By observing the complimentary cylinder valve movement, the valves can be correctly adjusted, and the engine should have maximum smoothness and performance. Manually turning the flywheel, observe the 6th cylinder exhaust valve is about fully closed (rocker arm pressing on the valve stem nearly moves up), and the intake valve is just open (rocker arm pressing on the valve stem just presses down). Then, the 1st cylinder both valves can be adjusted. Use an aluminum sheet of about 0.2mm (2 folds with a Coca-Cola can) between the rocker arm (54) and the valve bucket (55). Carefully turn the adjusting collar (23) until just tight, then tighten the lock nut (24). If adjusted and locked properly, the aluminum sheet can be pulled out with some resistance. Also, you can use a small screwdriver to pry up the rocker arm on the valve side, exhibiting a small gap equivalent to the thickness of the aluminum sheet; then, this is perfect.

 

Repeat on the other cylinders, making sure the correct complimentary cylinder valve movement has been observed.

 

 

Now, each valve bucket (55), rocker arm (54), rocker arm shaft (61), and push rod (21) can have drops of engine oil to lubricate it.

 

 

Manually rotate the flywheel in the normal direction of running until 1 cylinder is on top with the combustion stroke (looking at the 6 cylinder exhaust valve just close and intake valve just open).

 

 

Place the seal (12) inside the timing gear housing recess, affixed with a dab of grease for help.

 

 

Remove the distributor cap, align the distributor (84) shaft driving tang onto the camshaft slot, with the rotor copper plate pointing at about the 8 o'clock position. Also, the distributor body's silver color side should face the drive belt side. Then, temporarily tighten the bolts (13).

 

 

Install the valve cover (70) with bolts (28).

 

 

Install the starter motor (73) fixed with bolts (14).

 

 

Use a small grindstone to grind smooth the crankshaft output end sharp edge.
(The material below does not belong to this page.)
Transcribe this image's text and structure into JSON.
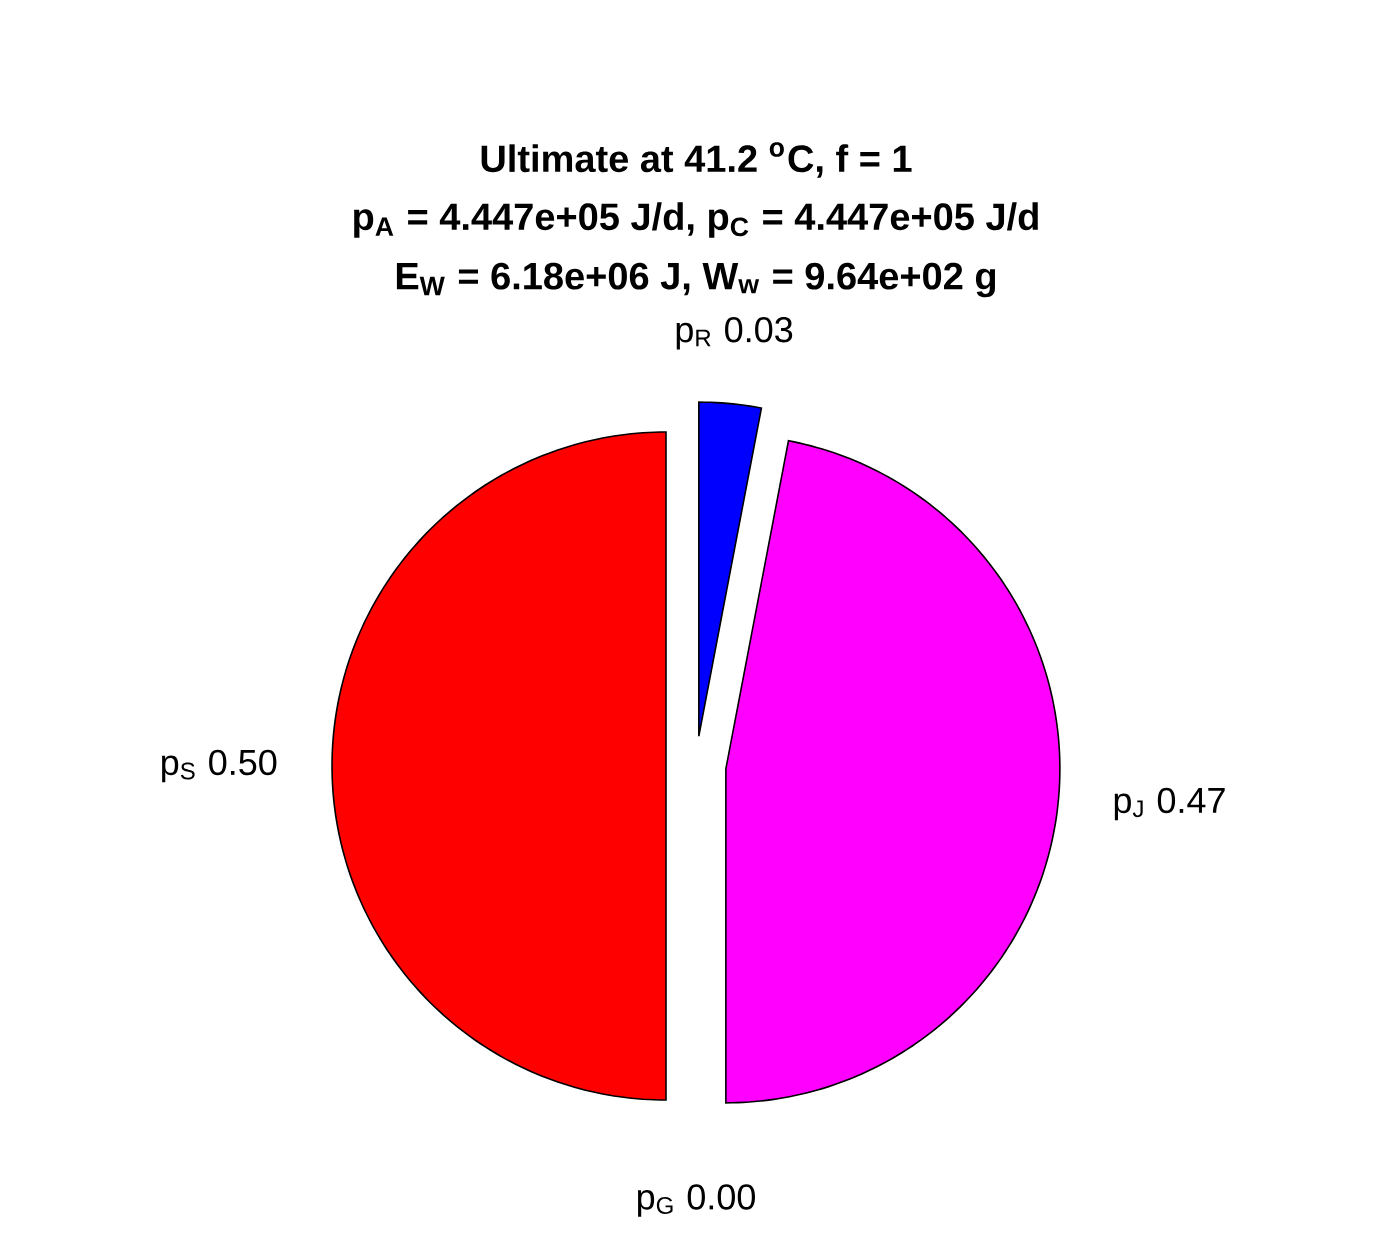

This is to prevent damage to the oil seal in the flywheel bell housing.

 

 

Install the flywheel bell housing (68) completed with gasket (41) and locating steel pins (03), then fix it with bolts (13).

 

 

Install side cover (72), oil nipple (01), nipple gasket (02), gasket (42), and fix it with bolts (36).

 

 

Install the two carburetors (71) fixed by bolts (31), then the throttle synchronized link bar (76) with countersink bolts (35).

 

 

Install the water pump (67) with gasket (85), then temporarily fix it with cap bolts (34).

 

 

Install the oil pump mounting bracket (58) with fixing bolts (07).

 

 

Install the oil pump (80) together with the mini-cog belt (45). Then, adjust and fix it with the through bolt (36), flange nut (37), and cap bolt (08).

 

 

Spark plug wire connection sequence follows the instruction on page (27).

 

 

Coolant piping and oil piping from Stirlingkit can be provided.

 

 

Starting, running, and maintenance procedures can be referred to in the factory instruction.